There may be times when we put ourselves in a situation where we aren’t exactly going to be as interested as we possibly could. We may be able to sit through our favorite television show but we may have a difficulty sitting through a sermon. It’s a problem that is experienced by far too many people and the majority of them happen to be men. For this man, falling asleep was a problem but his wife had a plan that she hatched with the reverend. In the end, she took her plan just a little too far, which is what makes this joke so funny.
One day Mrs.
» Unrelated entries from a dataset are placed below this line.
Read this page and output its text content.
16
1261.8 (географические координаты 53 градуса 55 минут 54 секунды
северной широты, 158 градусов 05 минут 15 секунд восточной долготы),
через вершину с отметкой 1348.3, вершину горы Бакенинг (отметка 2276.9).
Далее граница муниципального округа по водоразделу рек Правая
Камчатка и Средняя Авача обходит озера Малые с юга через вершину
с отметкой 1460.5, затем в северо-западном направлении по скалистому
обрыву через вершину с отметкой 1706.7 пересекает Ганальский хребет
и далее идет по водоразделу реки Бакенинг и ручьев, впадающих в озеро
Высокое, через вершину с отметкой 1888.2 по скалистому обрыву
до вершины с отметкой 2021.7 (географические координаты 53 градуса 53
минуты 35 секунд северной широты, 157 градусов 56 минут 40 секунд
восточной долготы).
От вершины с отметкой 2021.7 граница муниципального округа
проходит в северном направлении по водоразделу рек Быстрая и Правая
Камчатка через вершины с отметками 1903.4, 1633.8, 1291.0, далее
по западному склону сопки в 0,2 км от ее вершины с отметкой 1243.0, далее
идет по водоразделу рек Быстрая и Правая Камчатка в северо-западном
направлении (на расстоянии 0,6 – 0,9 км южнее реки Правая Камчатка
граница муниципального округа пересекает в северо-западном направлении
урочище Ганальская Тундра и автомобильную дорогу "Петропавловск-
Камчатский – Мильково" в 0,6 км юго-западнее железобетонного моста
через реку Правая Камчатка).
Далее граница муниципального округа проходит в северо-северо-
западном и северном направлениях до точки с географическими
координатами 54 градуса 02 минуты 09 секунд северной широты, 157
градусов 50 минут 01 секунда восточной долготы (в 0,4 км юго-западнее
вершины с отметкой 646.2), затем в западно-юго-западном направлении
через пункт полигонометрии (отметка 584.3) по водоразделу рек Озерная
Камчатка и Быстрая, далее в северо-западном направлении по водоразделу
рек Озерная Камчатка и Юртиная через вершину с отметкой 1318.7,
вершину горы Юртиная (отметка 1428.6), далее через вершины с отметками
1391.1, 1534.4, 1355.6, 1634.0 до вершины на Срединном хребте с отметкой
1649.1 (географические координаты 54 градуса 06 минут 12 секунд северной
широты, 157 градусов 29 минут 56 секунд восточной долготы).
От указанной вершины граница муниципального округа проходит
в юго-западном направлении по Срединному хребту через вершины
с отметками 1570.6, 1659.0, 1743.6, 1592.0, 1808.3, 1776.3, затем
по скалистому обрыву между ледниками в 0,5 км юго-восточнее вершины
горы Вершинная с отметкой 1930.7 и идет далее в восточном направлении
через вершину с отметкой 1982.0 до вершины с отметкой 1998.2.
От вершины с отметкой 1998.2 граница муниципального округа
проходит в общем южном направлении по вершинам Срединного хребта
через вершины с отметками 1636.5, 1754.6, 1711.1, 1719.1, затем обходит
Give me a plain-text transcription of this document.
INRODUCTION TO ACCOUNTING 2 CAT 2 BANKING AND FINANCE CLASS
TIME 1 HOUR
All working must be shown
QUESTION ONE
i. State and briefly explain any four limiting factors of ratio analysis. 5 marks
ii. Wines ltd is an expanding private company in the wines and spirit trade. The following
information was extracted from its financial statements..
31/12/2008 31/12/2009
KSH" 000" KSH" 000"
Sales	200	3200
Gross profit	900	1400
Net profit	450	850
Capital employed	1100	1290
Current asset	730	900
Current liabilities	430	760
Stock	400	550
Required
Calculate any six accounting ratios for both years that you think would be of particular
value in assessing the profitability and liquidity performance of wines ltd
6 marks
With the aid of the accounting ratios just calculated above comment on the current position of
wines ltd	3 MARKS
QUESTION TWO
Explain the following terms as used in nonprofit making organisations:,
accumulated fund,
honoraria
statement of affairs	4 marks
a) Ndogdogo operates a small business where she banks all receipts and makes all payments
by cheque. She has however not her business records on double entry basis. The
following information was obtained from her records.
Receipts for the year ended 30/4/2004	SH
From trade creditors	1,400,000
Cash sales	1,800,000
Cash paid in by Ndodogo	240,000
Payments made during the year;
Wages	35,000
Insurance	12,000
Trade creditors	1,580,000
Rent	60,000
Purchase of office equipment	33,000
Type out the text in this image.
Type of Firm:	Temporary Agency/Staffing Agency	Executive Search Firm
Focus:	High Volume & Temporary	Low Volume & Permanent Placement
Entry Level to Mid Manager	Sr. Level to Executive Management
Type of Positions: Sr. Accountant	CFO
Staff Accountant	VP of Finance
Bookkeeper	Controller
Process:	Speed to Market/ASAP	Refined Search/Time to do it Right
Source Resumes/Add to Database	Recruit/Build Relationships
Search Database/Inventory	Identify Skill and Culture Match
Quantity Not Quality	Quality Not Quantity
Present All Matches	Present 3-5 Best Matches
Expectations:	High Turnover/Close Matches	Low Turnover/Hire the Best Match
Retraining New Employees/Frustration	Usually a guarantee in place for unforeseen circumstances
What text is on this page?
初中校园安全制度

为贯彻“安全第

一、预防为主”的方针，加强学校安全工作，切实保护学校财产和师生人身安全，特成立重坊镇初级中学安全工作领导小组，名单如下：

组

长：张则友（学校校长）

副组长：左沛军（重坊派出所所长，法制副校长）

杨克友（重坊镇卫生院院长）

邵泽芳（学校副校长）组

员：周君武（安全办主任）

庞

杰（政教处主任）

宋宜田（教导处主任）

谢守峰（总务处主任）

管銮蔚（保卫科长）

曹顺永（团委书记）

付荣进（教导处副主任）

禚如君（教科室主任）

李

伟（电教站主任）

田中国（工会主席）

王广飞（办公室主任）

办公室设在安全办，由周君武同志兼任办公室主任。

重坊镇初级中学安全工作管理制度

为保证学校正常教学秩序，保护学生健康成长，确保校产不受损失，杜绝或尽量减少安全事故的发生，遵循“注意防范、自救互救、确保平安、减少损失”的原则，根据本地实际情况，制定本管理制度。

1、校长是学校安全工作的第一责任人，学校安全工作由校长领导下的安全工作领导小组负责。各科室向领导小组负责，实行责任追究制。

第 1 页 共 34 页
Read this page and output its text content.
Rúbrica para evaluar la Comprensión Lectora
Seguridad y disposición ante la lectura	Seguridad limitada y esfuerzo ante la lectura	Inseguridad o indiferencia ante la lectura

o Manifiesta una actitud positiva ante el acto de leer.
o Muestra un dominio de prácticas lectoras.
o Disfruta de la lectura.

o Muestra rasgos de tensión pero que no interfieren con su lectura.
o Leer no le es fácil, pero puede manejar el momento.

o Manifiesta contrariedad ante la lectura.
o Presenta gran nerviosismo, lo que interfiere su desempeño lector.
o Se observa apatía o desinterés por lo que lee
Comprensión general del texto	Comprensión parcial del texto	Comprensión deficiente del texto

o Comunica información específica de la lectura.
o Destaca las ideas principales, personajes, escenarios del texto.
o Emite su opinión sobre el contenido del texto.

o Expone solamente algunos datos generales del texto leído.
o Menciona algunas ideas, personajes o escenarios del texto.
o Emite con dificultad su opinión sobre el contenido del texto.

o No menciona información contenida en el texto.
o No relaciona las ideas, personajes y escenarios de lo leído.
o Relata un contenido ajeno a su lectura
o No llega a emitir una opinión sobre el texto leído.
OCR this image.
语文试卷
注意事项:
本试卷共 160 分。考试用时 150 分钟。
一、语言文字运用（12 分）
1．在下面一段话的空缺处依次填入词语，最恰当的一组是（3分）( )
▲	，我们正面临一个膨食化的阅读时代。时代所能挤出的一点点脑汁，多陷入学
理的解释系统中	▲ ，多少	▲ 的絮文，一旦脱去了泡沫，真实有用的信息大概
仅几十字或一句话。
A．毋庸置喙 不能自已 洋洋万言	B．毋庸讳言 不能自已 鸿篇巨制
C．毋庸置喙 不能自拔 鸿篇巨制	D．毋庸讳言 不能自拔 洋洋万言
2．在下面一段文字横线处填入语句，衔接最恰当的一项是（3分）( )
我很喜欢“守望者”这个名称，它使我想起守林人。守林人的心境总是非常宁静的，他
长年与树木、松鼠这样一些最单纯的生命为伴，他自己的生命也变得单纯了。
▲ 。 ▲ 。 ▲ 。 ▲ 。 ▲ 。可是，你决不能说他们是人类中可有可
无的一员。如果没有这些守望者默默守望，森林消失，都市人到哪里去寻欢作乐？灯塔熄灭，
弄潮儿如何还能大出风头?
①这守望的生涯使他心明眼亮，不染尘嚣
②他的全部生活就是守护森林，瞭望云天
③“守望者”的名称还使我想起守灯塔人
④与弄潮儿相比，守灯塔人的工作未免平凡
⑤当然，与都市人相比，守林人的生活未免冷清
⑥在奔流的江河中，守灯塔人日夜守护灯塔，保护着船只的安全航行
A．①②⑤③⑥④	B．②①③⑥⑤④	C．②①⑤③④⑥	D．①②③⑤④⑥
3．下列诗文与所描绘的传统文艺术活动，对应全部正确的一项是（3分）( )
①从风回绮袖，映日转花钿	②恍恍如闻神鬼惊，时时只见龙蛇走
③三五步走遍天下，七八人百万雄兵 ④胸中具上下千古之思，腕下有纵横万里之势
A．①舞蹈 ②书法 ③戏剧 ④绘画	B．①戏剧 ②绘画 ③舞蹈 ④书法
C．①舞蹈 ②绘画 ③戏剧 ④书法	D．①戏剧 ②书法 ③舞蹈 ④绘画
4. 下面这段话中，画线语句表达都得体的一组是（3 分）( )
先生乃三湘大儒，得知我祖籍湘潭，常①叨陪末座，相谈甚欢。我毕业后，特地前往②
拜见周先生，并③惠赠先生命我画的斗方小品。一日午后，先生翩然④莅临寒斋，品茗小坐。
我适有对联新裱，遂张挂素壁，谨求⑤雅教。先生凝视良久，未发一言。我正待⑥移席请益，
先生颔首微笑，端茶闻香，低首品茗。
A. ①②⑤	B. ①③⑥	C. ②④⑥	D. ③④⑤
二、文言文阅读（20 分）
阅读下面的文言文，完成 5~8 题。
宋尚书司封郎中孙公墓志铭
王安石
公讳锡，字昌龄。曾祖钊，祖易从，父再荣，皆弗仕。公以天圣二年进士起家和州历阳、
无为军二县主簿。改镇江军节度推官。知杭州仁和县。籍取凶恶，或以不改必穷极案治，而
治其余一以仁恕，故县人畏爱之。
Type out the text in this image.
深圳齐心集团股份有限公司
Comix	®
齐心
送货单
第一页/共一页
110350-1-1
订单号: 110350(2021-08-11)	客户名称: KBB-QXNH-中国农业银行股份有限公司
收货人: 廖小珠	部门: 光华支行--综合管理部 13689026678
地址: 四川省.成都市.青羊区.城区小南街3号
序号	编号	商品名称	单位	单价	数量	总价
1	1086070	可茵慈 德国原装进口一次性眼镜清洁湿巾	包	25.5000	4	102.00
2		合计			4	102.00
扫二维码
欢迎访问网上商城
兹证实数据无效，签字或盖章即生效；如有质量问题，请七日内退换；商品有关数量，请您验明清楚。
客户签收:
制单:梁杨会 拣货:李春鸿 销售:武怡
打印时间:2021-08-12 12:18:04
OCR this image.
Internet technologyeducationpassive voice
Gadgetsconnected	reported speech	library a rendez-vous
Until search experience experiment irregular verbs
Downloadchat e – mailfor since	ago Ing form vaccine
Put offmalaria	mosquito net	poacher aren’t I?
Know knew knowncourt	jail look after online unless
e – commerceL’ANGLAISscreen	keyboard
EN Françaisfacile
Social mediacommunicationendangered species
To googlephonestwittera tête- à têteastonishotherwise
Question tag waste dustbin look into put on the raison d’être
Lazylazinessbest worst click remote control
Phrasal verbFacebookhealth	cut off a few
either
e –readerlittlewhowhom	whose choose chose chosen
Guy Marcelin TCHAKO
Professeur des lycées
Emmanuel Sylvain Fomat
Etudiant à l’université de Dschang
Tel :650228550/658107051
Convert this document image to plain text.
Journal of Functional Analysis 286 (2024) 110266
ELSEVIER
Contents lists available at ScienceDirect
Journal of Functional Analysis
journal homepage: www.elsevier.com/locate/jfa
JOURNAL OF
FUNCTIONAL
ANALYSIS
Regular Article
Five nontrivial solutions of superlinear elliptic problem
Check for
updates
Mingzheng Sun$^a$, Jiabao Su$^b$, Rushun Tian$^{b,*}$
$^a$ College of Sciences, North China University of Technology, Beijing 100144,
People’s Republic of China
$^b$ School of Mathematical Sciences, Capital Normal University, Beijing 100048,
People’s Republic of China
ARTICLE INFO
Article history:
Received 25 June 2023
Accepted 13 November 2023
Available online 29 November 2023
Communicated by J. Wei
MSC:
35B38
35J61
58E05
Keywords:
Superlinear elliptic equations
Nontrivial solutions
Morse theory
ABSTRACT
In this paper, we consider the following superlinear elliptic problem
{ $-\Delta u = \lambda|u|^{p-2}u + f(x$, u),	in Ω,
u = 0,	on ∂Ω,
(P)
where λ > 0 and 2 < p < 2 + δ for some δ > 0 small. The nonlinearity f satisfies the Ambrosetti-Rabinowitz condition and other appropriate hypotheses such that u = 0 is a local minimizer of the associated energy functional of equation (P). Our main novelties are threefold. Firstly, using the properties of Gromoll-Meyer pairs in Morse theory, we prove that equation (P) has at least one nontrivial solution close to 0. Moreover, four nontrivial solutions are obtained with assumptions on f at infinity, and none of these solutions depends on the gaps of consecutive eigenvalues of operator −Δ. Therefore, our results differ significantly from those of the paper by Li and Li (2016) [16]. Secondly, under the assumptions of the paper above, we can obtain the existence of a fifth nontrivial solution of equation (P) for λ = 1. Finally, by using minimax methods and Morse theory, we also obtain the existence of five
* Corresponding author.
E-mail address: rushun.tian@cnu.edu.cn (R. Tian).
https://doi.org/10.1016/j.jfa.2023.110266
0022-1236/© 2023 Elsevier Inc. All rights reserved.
Jones went to have a talk with the minister at her local church. “Reverend,” she said, “I have a problem — my husband keeps falling asleep during your sermons. It’s very embarrassing. What should I do?”
“I have an idea,” said the minister. “Take this hatpin with you. I will be able to tell when Mr. Jones is sleeping, and I will nod to you at specific times. When I nod, you give him a good poke in the leg.”
In church the following Sunday, Jones dozed off. Noticing this, the preacher put his plan to work. “And who made the ultimate sacrifice for you?” he said, nodding to Mrs. Jones.
“Jesus!” Jones cried as his wife jabbed him in the leg with the hatpin.
“Yes, you are right, my son,” said the minister.
Soon, Jones nodded off again. Again, the minister noticed.
“Who is your redeemer?” he asked the congregation, motioning towards Mrs. Jones.
“God!” Jones cried out as he was stuck again with the hatpin.
“Right again,” said the minister, smiling.
Before long, Jones again winked off. However, this time the minister did not notice. As he picked up the tempo of his sermon, he made a few motions that Mrs. Jones mistook as signals to bayonet her husband with the hatpin again.
The minister asked, “And what did Eve say to Adam after she bore him his 99th son?”
Mrs. Jones poked her husband, who yelled, “You stick that thing in me one more time and I’ll break it off and shove it up your a**!!!!!”